Où en es‐tu actuel­le­ment et que fais‐tu ?

Mon amour pour le soleil et le tennis m’a fait m’installer en Floride, où je réside depuis plus de 15 ans main­te­nant. Avec ma femme, l’ancienne joueuse Sybille Niox‐Château, nous avons lancé en 2001 les sociétés Le Petit Tennis et Le Petit Sport (NDLR : plus d’infos sur www.lepetitsport.com) qui sont des marques propo­sant des équi­pe­ments spor­tifs et éduca­tifs adaptés à la jeune enfance. Ces équi­pe­ments sont liés à des méthodes basées sur des histoires origi­nales et des images, méthodes qui sont deve­nues des réfé­rences dans certains pays et sont utili­sées par plusieurs fédé­ra­tions de tennis pour leurs premières étapes du déve­lop­pe­ment de l’enfant. En paral­lèle de cette acti­vité, je suis aussi coor­di­na­teur de la commis­sion des athlètes pour la Fédération Internationale de Tennis. Je travaille donc sur le haut‐niveau avec l’ATP, la WTA et le CIO. J’adore ces deux rôles qui sont de vraies passions, avec, d’un côté, le travail sur le déve­lop­pe­ment des enfants et, de l’autre, l’amélioration des condi­tions qui entourent les athlètes professionnels. 

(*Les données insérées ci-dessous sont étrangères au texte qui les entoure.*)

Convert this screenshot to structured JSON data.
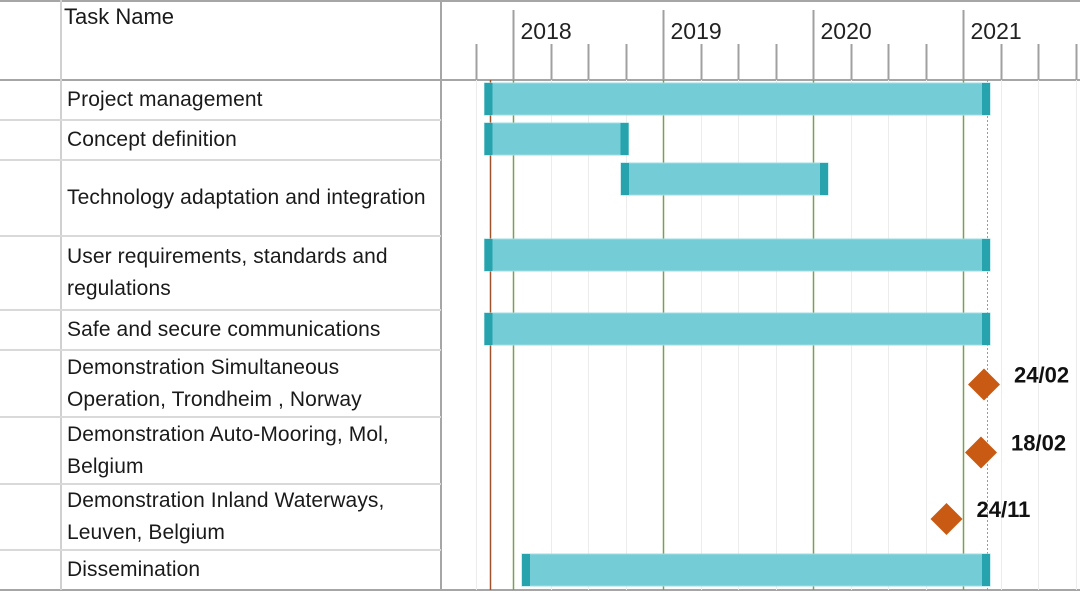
{
  "table": {
    "header": {
      "task_name": "Task Name"
    },
    "rows": [
      {
        "name": "Project management"
      },
      {
        "name": "Concept definition"
      },
      {
        "name": "Technology adaptation and integration"
      },
      {
        "name": "User requirements, standards and regulations"
      },
      {
        "name": "Safe and secure communications"
      },
      {
        "name": "Demonstration Simultaneous Operation, Trondheim , Norway"
      },
      {
        "name": "Demonstration Auto-Mooring, Mol, Belgium"
      },
      {
        "name": "Demonstration Inland Waterways, Leuven, Belgium"
      },
      {
        "name": "Dissemination"
      }
    ]
  },
  "colors": {
    "bar_fill": "#74cdd6",
    "bar_end": "#27a3ad",
    "milestone": "#c95a13",
    "year_line": "#7b9e57",
    "start_line": "#a0522d",
    "grid": "#ececec",
    "axis": "#a0a0a0"
  },
  "chart_data": {
    "type": "gantt",
    "title": "",
    "timeline": {
      "unit": "year",
      "start": 2017.6,
      "end": 2021.75,
      "major_ticks": [
        2018,
        2019,
        2020,
        2021
      ],
      "major_labels": [
        "2018",
        "2019",
        "2020",
        "2021"
      ],
      "minor_tick_interval": 0.25
    },
    "markers": [
      {
        "name": "project-start-line",
        "date": 2017.85,
        "style": "solid-brown"
      },
      {
        "name": "today-line",
        "date": 2021.16,
        "style": "dotted-gray"
      }
    ],
    "tasks": [
      {
        "name": "Project management",
        "type": "bar",
        "start": 2017.81,
        "end": 2021.18
      },
      {
        "name": "Concept definition",
        "type": "bar",
        "start": 2017.81,
        "end": 2018.77
      },
      {
        "name": "Technology adaptation and integration",
        "type": "bar",
        "start": 2018.72,
        "end": 2020.1
      },
      {
        "name": "User requirements, standards and regulations",
        "type": "bar",
        "start": 2017.81,
        "end": 2021.18
      },
      {
        "name": "Safe and secure communications",
        "type": "bar",
        "start": 2017.81,
        "end": 2021.18
      },
      {
        "name": "Demonstration Simultaneous Operation, Trondheim , Norway",
        "type": "milestone",
        "date": 2021.14,
        "label": "24/02"
      },
      {
        "name": "Demonstration Auto-Mooring, Mol, Belgium",
        "type": "milestone",
        "date": 2021.12,
        "label": "18/02"
      },
      {
        "name": "Demonstration Inland Waterways, Leuven, Belgium",
        "type": "milestone",
        "date": 2020.89,
        "label": "24/11"
      },
      {
        "name": "Dissemination",
        "type": "bar",
        "start": 2018.06,
        "end": 2021.18
      }
    ]
  }
}
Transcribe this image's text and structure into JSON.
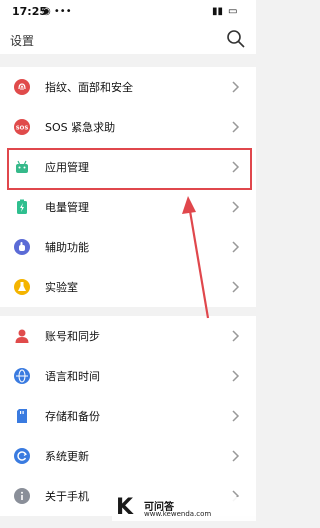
{
  "status_bar": {
    "time": "17:25",
    "battery_icon": "battery-icon",
    "signal_icon": "signal-icon"
  },
  "header": {
    "title": "设置",
    "search_icon": "search-icon"
  },
  "groups": [
    {
      "items": [
        {
          "label": "指纹、面部和安全",
          "icon": "fingerprint-icon",
          "color": "#e04b4b"
        },
        {
          "label": "SOS 紧急求助",
          "icon": "sos-icon",
          "color": "#e04b4b"
        },
        {
          "label": "应用管理",
          "icon": "android-icon",
          "color": "#35b98a"
        },
        {
          "label": "电量管理",
          "icon": "battery-icon",
          "color": "#2fbf8f"
        },
        {
          "label": "辅助功能",
          "icon": "hand-icon",
          "color": "#5b6bd6"
        },
        {
          "label": "实验室",
          "icon": "flask-icon",
          "color": "#f4b400"
        }
      ]
    },
    {
      "items": [
        {
          "label": "账号和同步",
          "icon": "person-icon",
          "color": "#e04b4b"
        },
        {
          "label": "语言和时间",
          "icon": "globe-icon",
          "color": "#3a7be0"
        },
        {
          "label": "存储和备份",
          "icon": "storage-icon",
          "color": "#3a7be0"
        },
        {
          "label": "系统更新",
          "icon": "update-icon",
          "color": "#3a7be0"
        },
        {
          "label": "关于手机",
          "icon": "info-icon",
          "color": "#8a8f99"
        }
      ]
    }
  ],
  "annotation": {
    "color": "#e0474c"
  },
  "watermark": {
    "logo": "K",
    "title": "可问答",
    "url": "www.kewenda.com"
  }
}
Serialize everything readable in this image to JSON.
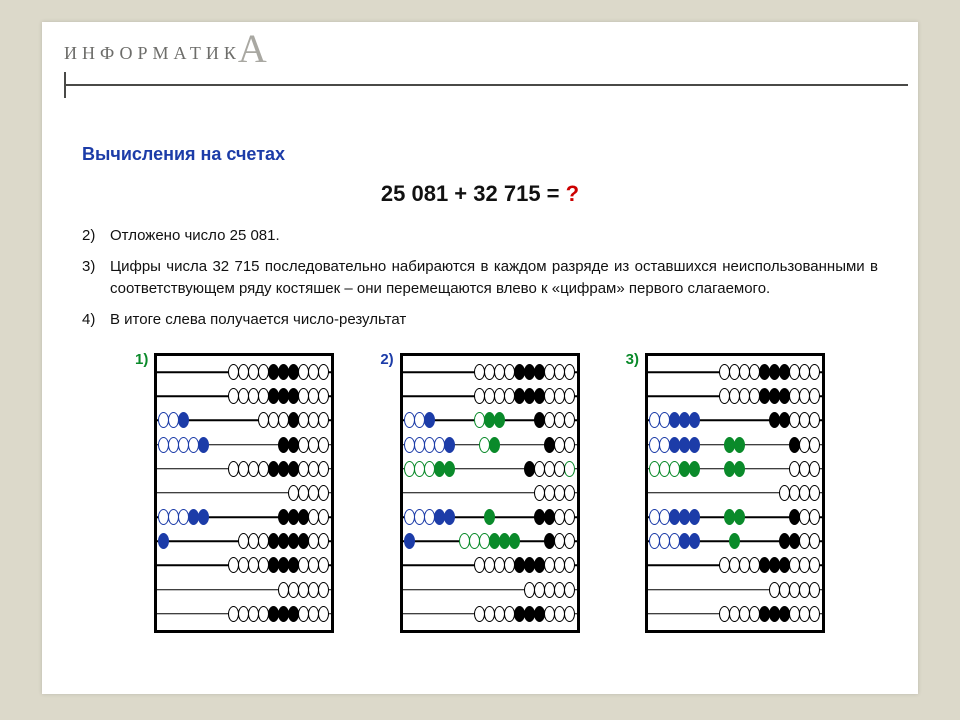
{
  "logo_text": "ИНФОРМАТИК",
  "logo_suffix": "А",
  "title": "Вычисления на счетах",
  "equation_left": "25 081 + 32 715 = ",
  "equation_q": "?",
  "steps": [
    {
      "num": "2)",
      "text": "Отложено число 25 081."
    },
    {
      "num": "3)",
      "text": "Цифры числа 32 715 последовательно набираются в каждом разряде из оставшихся неиспользованными в соответствующем ряду костяшек – они перемещаются влево к «цифрам» первого слагаемого."
    },
    {
      "num": "4)",
      "text": "В итоге слева получается число-результат"
    }
  ],
  "abaci_labels": [
    "1)",
    "2)",
    "3)"
  ],
  "abaci": [
    {
      "rods": [
        {
          "groups": [
            {
              "pos": "right",
              "beads": "oooofffooo",
              "color": "black"
            }
          ]
        },
        {
          "groups": [
            {
              "pos": "right",
              "beads": "oooofffooo",
              "color": "black"
            }
          ]
        },
        {
          "groups": [
            {
              "pos": "left",
              "beads": "oof",
              "color": "blue"
            },
            {
              "pos": "right",
              "beads": "ooofooo",
              "color": "black"
            }
          ]
        },
        {
          "groups": [
            {
              "pos": "left",
              "beads": "oooof",
              "color": "blue"
            },
            {
              "pos": "right",
              "beads": "ffooo",
              "color": "black"
            }
          ]
        },
        {
          "groups": [
            {
              "pos": "right",
              "beads": "oooofffooo",
              "color": "black"
            }
          ]
        },
        {
          "groups": [
            {
              "pos": "right",
              "beads": "oooo",
              "color": "black"
            }
          ]
        },
        {
          "groups": [
            {
              "pos": "left",
              "beads": "oooff",
              "color": "blue"
            },
            {
              "pos": "right",
              "beads": "fffoo",
              "color": "black"
            }
          ]
        },
        {
          "groups": [
            {
              "pos": "left",
              "beads": "f",
              "color": "blue"
            },
            {
              "pos": "right",
              "beads": "oooffffoo",
              "color": "black"
            }
          ]
        },
        {
          "groups": [
            {
              "pos": "right",
              "beads": "oooofffooo",
              "color": "black"
            }
          ]
        },
        {
          "groups": [
            {
              "pos": "right",
              "beads": "ooooo",
              "color": "black"
            }
          ]
        },
        {
          "groups": [
            {
              "pos": "right",
              "beads": "oooofffooo",
              "color": "black"
            }
          ]
        }
      ]
    },
    {
      "rods": [
        {
          "groups": [
            {
              "pos": "right",
              "beads": "oooofffooo",
              "color": "black"
            }
          ]
        },
        {
          "groups": [
            {
              "pos": "right",
              "beads": "oooofffooo",
              "color": "black"
            }
          ]
        },
        {
          "groups": [
            {
              "pos": "left",
              "beads": "oof",
              "color": "blue"
            },
            {
              "pos": "mid",
              "beads": "off",
              "color": "green"
            },
            {
              "pos": "right",
              "beads": "fooo",
              "color": "black"
            }
          ]
        },
        {
          "groups": [
            {
              "pos": "left",
              "beads": "oooof",
              "color": "blue"
            },
            {
              "pos": "mid",
              "beads": "of",
              "color": "green"
            },
            {
              "pos": "right",
              "beads": "foo",
              "color": "black"
            }
          ]
        },
        {
          "groups": [
            {
              "pos": "left",
              "beads": "oooff",
              "color": "green"
            },
            {
              "pos": "right",
              "beads": "o",
              "color": "green"
            },
            {
              "pos": "right",
              "beads": "fooo",
              "color": "black",
              "offset": 12
            }
          ]
        },
        {
          "groups": [
            {
              "pos": "right",
              "beads": "oooo",
              "color": "black"
            }
          ]
        },
        {
          "groups": [
            {
              "pos": "left",
              "beads": "oooff",
              "color": "blue"
            },
            {
              "pos": "mid",
              "beads": "f",
              "color": "green"
            },
            {
              "pos": "right",
              "beads": "ffoo",
              "color": "black"
            }
          ]
        },
        {
          "groups": [
            {
              "pos": "left",
              "beads": "f",
              "color": "blue"
            },
            {
              "pos": "mid",
              "beads": "ooofff",
              "color": "green"
            },
            {
              "pos": "right",
              "beads": "foo",
              "color": "black"
            }
          ]
        },
        {
          "groups": [
            {
              "pos": "right",
              "beads": "oooofffooo",
              "color": "black"
            }
          ]
        },
        {
          "groups": [
            {
              "pos": "right",
              "beads": "ooooo",
              "color": "black"
            }
          ]
        },
        {
          "groups": [
            {
              "pos": "right",
              "beads": "oooofffooo",
              "color": "black"
            }
          ]
        }
      ]
    },
    {
      "rods": [
        {
          "groups": [
            {
              "pos": "right",
              "beads": "oooofffooo",
              "color": "black"
            }
          ]
        },
        {
          "groups": [
            {
              "pos": "right",
              "beads": "oooofffooo",
              "color": "black"
            }
          ]
        },
        {
          "groups": [
            {
              "pos": "left",
              "beads": "oofff",
              "color": "blue"
            },
            {
              "pos": "right",
              "beads": "ffooo",
              "color": "black"
            }
          ]
        },
        {
          "groups": [
            {
              "pos": "left",
              "beads": "oofff",
              "color": "blue"
            },
            {
              "pos": "mid",
              "beads": "ff",
              "color": "green"
            },
            {
              "pos": "right",
              "beads": "foo",
              "color": "black"
            }
          ]
        },
        {
          "groups": [
            {
              "pos": "left",
              "beads": "oooff",
              "color": "green"
            },
            {
              "pos": "mid",
              "beads": "ff",
              "color": "green"
            },
            {
              "pos": "right",
              "beads": "ooo",
              "color": "black"
            }
          ]
        },
        {
          "groups": [
            {
              "pos": "right",
              "beads": "oooo",
              "color": "black"
            }
          ]
        },
        {
          "groups": [
            {
              "pos": "left",
              "beads": "oofff",
              "color": "blue"
            },
            {
              "pos": "mid",
              "beads": "ff",
              "color": "green"
            },
            {
              "pos": "right",
              "beads": "foo",
              "color": "black"
            }
          ]
        },
        {
          "groups": [
            {
              "pos": "left",
              "beads": "oooff",
              "color": "blue"
            },
            {
              "pos": "mid",
              "beads": "f",
              "color": "green"
            },
            {
              "pos": "right",
              "beads": "ffoo",
              "color": "black"
            }
          ]
        },
        {
          "groups": [
            {
              "pos": "right",
              "beads": "oooofffooo",
              "color": "black"
            }
          ]
        },
        {
          "groups": [
            {
              "pos": "right",
              "beads": "ooooo",
              "color": "black"
            }
          ]
        },
        {
          "groups": [
            {
              "pos": "right",
              "beads": "oooofffooo",
              "color": "black"
            }
          ]
        }
      ]
    }
  ]
}
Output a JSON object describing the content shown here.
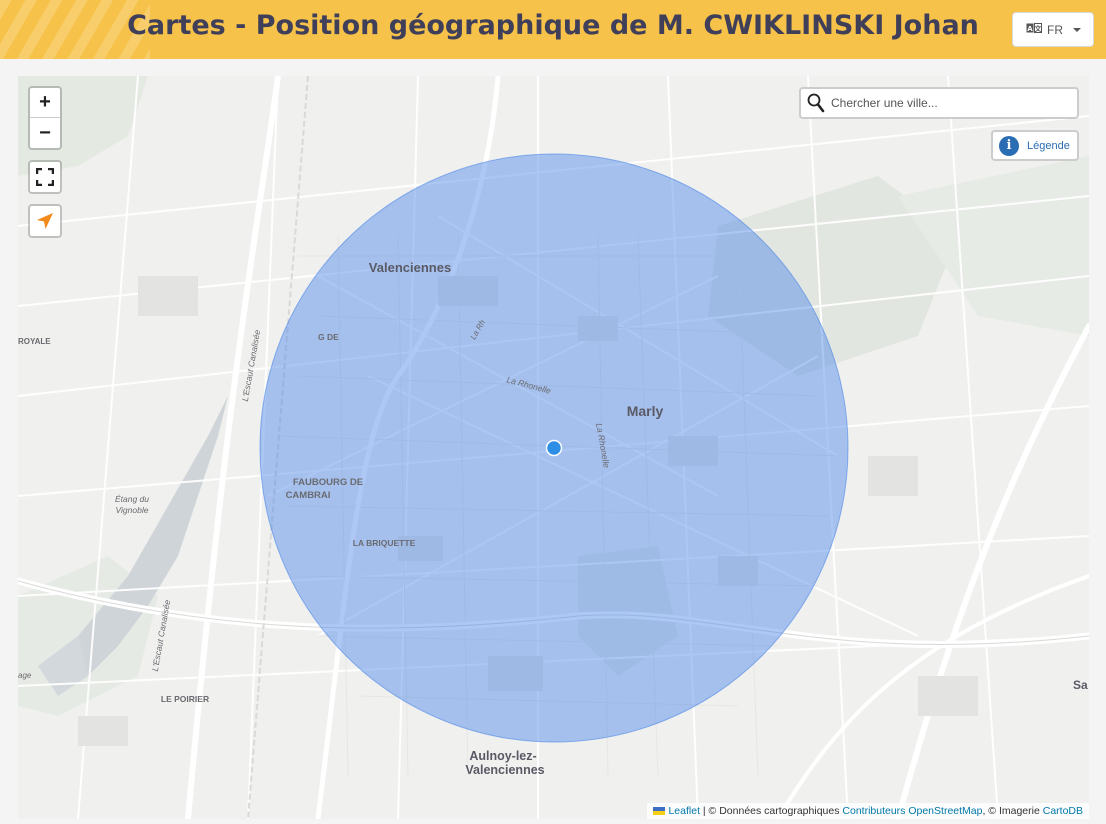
{
  "header": {
    "title": "Cartes - Position géographique de M. CWIKLINSKI Johan",
    "lang_label": "FR",
    "lang_icon": "translate-icon"
  },
  "map": {
    "zoom_in": "+",
    "zoom_out": "−",
    "search_placeholder": "Chercher une ville...",
    "legend_label": "Légende",
    "circle_color": "#4a86e8",
    "marker_color": "#2d8ee6",
    "place_labels": {
      "valenciennes": "Valenciennes",
      "marly": "Marly",
      "faubourg": "FAUBOURG DE",
      "cambrai": "CAMBRAI",
      "briquette": "LA BRIQUETTE",
      "poirier": "LE POIRIER",
      "aulnoy1": "Aulnoy-lez-",
      "aulnoy2": "Valenciennes",
      "etang1": "Étang du",
      "etang2": "Vignoble",
      "royale": "ROYALE",
      "gde": "G DE",
      "rhonelle1": "La Rhonelle",
      "rhonelle2": "La Rhonelle",
      "escaut": "L'Escaut Canalisée",
      "escaut2": "L'Escaut Canalisée",
      "sa": "Sa",
      "age": "age",
      "rh3": "La Rh"
    },
    "attribution": {
      "leaflet": "Leaflet",
      "sep1": " | © Données cartographiques ",
      "osm": "Contributeurs OpenStreetMap",
      "sep2": ", © Imagerie ",
      "cartodb": "CartoDB"
    }
  }
}
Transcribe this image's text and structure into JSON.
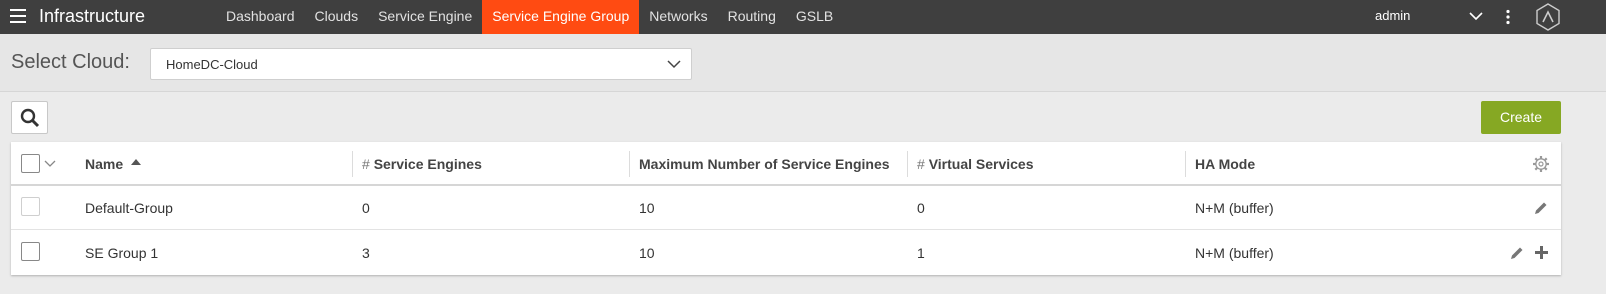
{
  "header": {
    "app_title": "Infrastructure",
    "nav": [
      "Dashboard",
      "Clouds",
      "Service Engine",
      "Service Engine Group",
      "Networks",
      "Routing",
      "GSLB"
    ],
    "active_nav": "Service Engine Group",
    "user": "admin"
  },
  "cloud": {
    "label": "Select Cloud:",
    "selected": "HomeDC-Cloud"
  },
  "toolbar": {
    "create_label": "Create"
  },
  "table": {
    "columns": {
      "name": "Name",
      "service_engines": "Service Engines",
      "max_service_engines": "Maximum Number of Service Engines",
      "virtual_services": "Virtual Services",
      "ha_mode": "HA Mode"
    },
    "hash": "#",
    "rows": [
      {
        "name": "Default-Group",
        "service_engines": "0",
        "max_service_engines": "10",
        "virtual_services": "0",
        "ha_mode": "N+M (buffer)"
      },
      {
        "name": "SE Group 1",
        "service_engines": "3",
        "max_service_engines": "10",
        "virtual_services": "1",
        "ha_mode": "N+M (buffer)"
      }
    ]
  },
  "colors": {
    "topbar": "#3f3f3f",
    "active_tab": "#ff4b12",
    "create_button": "#86a823"
  },
  "icons": [
    "menu-icon",
    "chevron-down-icon",
    "kebab-icon",
    "avi-logo-icon",
    "search-icon",
    "sort-asc-icon",
    "gear-icon",
    "pencil-icon",
    "plus-icon"
  ]
}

Sur ce dernier point, les choses ont bien évolué depuis les années 90. Tu aurais aimé être un joueur du circuit à l’heure actuelle ?

Toutes les périodes sont sympas, mais j’es­time avoir eu beau­coup de chance avec la mienne… J’ai pu vivre la muta­tion entre deux époques du circuit profes­sionnel, lorsque Mats Wilander et d’autres joueurs ont œuvré pour l’uni­fi­ca­tion du circuit (NDLR : en 1990, l’ATP devient seul orga­ni­sa­teur du circuit profes­sionnel masculin). Une évolu­tion énorme. Un an avant la muta­tion, je jouais 12 tour­nois par an. L’année d’après, je suis passé à 33 tour­nois sur ce nouveau circuit. Les joueurs étaient « enfin » devenus profes­sion­nels. Mais, quand j’écoute un ami comme Pierre Barthes, par exemple, me parler de son époque, je trouve cela égale­ment extra­or­di­naire. Quant à aujourd’hui, c’est encore diffé­rent. Le tennis est devenu plus physique du fait de l’apparition des cordes en poly­ester qui oblige tous les joueurs à être de véri­tables Hercule. 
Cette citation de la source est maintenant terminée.